Nick Webb: Kelleher helps out with the FAI debt deal
Published 04/05/2014 | 02:30
Chicago Spire developer and movie-maker Garrett Kelleher has emerged as one of the key power brokers in the deal to refinance the FAI's €50m-plus debt associated with the building of the Aviva Stadium.
Behind the schemes, Irish billionaires Denis O'Brien and Dermot Desmond were also involved in helping the FAI.
"I'm delighted to have been able to help," Kelleher told me from Chicago last week. "I'm passionate about football and the League of Ireland and I've a lot of respect for John Delaney. He's done a great job in putting the FAI on a more stable footing."

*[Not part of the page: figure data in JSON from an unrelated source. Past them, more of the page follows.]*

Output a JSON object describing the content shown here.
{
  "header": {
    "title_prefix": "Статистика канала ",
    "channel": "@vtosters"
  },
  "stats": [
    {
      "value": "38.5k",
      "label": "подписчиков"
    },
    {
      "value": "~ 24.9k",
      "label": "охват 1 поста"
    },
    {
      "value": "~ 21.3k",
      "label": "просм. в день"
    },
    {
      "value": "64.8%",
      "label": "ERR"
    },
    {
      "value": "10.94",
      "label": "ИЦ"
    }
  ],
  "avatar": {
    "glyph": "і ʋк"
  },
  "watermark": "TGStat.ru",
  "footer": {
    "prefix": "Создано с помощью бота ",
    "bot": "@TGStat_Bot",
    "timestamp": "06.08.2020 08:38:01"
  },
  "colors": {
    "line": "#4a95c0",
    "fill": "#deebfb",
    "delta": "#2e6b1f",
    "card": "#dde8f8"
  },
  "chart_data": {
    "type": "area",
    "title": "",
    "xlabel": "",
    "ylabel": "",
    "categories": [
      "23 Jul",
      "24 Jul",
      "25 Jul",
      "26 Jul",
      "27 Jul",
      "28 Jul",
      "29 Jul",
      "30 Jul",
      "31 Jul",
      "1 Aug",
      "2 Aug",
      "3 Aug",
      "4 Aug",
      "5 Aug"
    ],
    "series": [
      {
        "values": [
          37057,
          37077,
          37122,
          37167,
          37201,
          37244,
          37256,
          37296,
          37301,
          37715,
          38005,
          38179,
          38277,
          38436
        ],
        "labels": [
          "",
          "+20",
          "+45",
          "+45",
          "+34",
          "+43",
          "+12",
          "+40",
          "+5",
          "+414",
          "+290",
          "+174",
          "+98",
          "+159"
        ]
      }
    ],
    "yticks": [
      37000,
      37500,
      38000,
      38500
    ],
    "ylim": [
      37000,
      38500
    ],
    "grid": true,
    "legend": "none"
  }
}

It is understood that Kelleher, who bought league of Ireland team St Patrick's Athletic in 2006, approached FAI boss John Delaney to see if he could help with the organisation's finances. In late 2011, he was given access to FAI ledgers and given a mandate to seek alternative financing. It was an unpaid mandate.
This saw Kelleher nudge a number of 'unconventional' banking sources and dance closely with an unnamed German institution. But a deal didn't materialise.
Stewart Doyle of QED Equity, part of Dermot Desmond's financial empire, also got involved, and relationships with private equity houses and other financiers were tapped. US private equity group KKR was brought to the table and the FAI was able to wrangle a €12.5m writedown on its €50m-plus stadium debt. Even better was the lowering of its interest costs and a less scary capital repayment schedule. The likelihood is that the FAI will be able to refinance the debt again in the next couple of years.
"I have to say one thing. Dermot Desmond and Garrett Kelleher – both of them were very helpful in terms of opening doors," FAI boss Delaney told me in the Merrion Hotel last week. "It wasn't that difficult to find a partner. We looked at a few."
With the banks sorted, all he needs to do now is find a replacement for Robbie.